AMD EPYC 9004 V 8004
AMD EPYC 9004 V 8004

It is going to be interesting in the market to see the reaction to these parts. Intel has its monolithic die Sapphire Rapids parts for lower-power servers, but those can also run in dual-socket servers. Perhaps AMD’s message here is that if you need dual SP6 sockets, you are better off just buying into SP5 instead. While that makes practical sense, AMD is forcing users into that segmentation with this 1P-only distinction.

Next, let us get to the SKUs and pricing.

6 COMMENTS

  1. It’s the most wonderful time of the year. Upgrade season! Farewell Epyc 3000s, you did well. The boards supermicro made for you, not so much. Between these and whatever Intel debuts, looks like there will be some actual options for storage and firewalls when you don’t want or need a 200W+ CPU but still want the actual server goods without buying something in 2023 that still uses a C3000 atom. Maybe….maybe….new Intel Atoms next week as well?

  2. Interesting! This fill out an obvious gap in the lineup between “low power/price” Milan and Epyc 9000.

    With these new 16c Zen4c chiplets, the announcement lacks L3 cache size info on the different SKU’s, determining the number of chiplets on each of the variations.

    Specs list 2 DPC operation, but is anyone implementing this, or is it missing like on the other Genoa platforms?

  3. As shown by the Intel Max and AMD X series processors, on-package cache and memory makes a huge difference for w variety of workloads. From a marketing point of view I wouldn’t be surprised if the cache were half that of the regular performance cores; from an engineering point of view I’m hoping that’s not the case.

    Since the original 32-core EPYC 7551 processors have the same 180w rating and are currently available new at closeout prices 18 times cheaper than the just announced 8324P, it would be interesting to see a head to head comparison between the two on a variety of workloads.

    In general it’d be interesting to track performance over four generations of Zen processors. Since many of these systems are still available such a comparison could also be practical, especially when including these Zen 4c systems.

  4. @Eric Olson,

    The performance differences between Zen1 and Zen4 are fairly well documented. Look at the reviews they’ve done here and compare the values. Dual socket 7601 did 21 kernel compiles per hour, dual socket 9654 did about 105 kernel compiles per hour. 5x the performance with 3x the number of cores.

    Its kind of weird that AMD is focusing on telco as the use case instead of the huge small business market. Most small businesses don’t need a Genoa based server and would prefer the 8-24 core sienna SKUs that are here but that isnt’ part of the target market for some reason.

    ¯\_(ツ)_/¯

  5. Wes V said “The performance differences between Zen1 and Zen4 are fairly well documented. Look at the reviews they’ve done here and compare the values.” That’s a good point. In the present announcement we are talking Zen 4c cores.

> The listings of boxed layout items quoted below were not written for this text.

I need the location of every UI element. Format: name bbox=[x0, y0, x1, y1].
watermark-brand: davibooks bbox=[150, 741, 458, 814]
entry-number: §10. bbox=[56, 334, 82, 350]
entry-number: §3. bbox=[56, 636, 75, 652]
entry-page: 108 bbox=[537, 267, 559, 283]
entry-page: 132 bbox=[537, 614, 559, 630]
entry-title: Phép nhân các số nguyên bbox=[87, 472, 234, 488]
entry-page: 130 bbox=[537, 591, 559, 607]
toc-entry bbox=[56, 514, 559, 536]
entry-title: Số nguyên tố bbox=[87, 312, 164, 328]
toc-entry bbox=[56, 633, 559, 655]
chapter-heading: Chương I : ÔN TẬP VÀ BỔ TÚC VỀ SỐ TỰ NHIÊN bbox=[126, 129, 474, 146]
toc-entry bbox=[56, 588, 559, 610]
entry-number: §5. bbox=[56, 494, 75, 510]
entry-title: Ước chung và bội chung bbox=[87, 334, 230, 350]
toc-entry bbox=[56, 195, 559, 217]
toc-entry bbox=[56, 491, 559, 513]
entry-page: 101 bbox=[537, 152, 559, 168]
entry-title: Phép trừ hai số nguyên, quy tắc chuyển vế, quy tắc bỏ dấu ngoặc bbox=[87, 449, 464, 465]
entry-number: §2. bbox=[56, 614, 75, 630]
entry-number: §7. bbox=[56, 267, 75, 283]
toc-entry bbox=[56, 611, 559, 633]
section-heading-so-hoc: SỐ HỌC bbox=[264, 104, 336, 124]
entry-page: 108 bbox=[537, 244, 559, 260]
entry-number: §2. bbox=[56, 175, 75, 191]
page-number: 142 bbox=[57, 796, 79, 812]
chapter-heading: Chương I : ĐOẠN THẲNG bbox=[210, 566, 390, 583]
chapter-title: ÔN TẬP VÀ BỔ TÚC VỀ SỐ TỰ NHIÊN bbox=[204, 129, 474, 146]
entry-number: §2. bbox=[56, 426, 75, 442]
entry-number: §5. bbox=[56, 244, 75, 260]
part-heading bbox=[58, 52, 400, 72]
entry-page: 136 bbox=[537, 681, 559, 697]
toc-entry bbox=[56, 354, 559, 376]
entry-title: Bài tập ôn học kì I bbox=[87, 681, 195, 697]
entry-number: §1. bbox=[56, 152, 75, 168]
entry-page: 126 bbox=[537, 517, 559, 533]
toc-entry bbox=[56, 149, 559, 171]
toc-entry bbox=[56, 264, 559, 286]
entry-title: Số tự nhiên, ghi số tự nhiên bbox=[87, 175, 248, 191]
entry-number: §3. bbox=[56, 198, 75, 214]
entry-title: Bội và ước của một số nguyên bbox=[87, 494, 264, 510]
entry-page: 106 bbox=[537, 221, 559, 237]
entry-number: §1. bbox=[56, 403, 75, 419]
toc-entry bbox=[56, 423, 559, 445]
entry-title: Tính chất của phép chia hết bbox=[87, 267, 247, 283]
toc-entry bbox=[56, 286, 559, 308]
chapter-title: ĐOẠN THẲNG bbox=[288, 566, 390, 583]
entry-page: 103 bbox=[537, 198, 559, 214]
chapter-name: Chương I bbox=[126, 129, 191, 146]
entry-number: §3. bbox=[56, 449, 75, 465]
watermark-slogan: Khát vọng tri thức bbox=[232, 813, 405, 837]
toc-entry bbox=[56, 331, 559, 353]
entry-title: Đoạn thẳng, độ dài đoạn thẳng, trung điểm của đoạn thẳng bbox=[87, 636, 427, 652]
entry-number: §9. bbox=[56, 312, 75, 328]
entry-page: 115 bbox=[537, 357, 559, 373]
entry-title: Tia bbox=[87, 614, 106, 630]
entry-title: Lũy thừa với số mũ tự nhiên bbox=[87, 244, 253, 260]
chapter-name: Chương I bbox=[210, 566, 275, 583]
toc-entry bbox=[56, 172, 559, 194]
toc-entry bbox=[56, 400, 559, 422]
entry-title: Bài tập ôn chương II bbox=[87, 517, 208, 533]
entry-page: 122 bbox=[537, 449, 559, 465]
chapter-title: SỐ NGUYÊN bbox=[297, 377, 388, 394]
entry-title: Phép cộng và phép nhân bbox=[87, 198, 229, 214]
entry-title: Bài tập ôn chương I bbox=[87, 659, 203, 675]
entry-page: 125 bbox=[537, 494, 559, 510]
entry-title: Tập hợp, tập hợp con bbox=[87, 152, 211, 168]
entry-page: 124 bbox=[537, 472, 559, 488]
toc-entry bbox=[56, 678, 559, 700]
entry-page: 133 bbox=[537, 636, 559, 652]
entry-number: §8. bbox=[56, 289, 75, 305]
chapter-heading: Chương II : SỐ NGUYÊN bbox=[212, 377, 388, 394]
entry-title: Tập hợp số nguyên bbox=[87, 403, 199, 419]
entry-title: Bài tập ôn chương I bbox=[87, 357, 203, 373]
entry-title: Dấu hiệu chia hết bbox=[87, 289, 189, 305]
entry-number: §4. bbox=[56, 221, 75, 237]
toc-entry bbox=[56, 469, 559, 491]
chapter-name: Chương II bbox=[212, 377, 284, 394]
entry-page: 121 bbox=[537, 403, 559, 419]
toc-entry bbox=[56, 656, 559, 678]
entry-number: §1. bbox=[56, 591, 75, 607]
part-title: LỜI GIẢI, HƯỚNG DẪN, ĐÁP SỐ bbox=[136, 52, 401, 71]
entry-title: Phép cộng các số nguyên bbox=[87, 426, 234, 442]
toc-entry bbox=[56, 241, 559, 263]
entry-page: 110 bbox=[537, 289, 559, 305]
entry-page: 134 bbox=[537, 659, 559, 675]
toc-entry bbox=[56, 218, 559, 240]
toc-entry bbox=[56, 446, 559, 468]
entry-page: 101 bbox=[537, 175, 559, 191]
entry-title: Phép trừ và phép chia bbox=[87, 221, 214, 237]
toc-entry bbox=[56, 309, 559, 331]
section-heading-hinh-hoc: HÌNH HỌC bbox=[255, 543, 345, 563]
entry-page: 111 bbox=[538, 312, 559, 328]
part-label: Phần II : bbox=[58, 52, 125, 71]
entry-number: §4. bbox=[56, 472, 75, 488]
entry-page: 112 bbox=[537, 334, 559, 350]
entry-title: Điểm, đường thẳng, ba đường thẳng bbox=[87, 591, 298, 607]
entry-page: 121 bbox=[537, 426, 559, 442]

    At any rate, since the core counts and power budgets are the same, I think a head to head comparison of the 7551 to the 8324P would be informative.

    In reply to Anob, I think the secret is that Xeon Max works well for general computing even though the marketing claims it’s only good for HPC. I think a secret intended to mislead someone else is called a dirty secret, but not sure.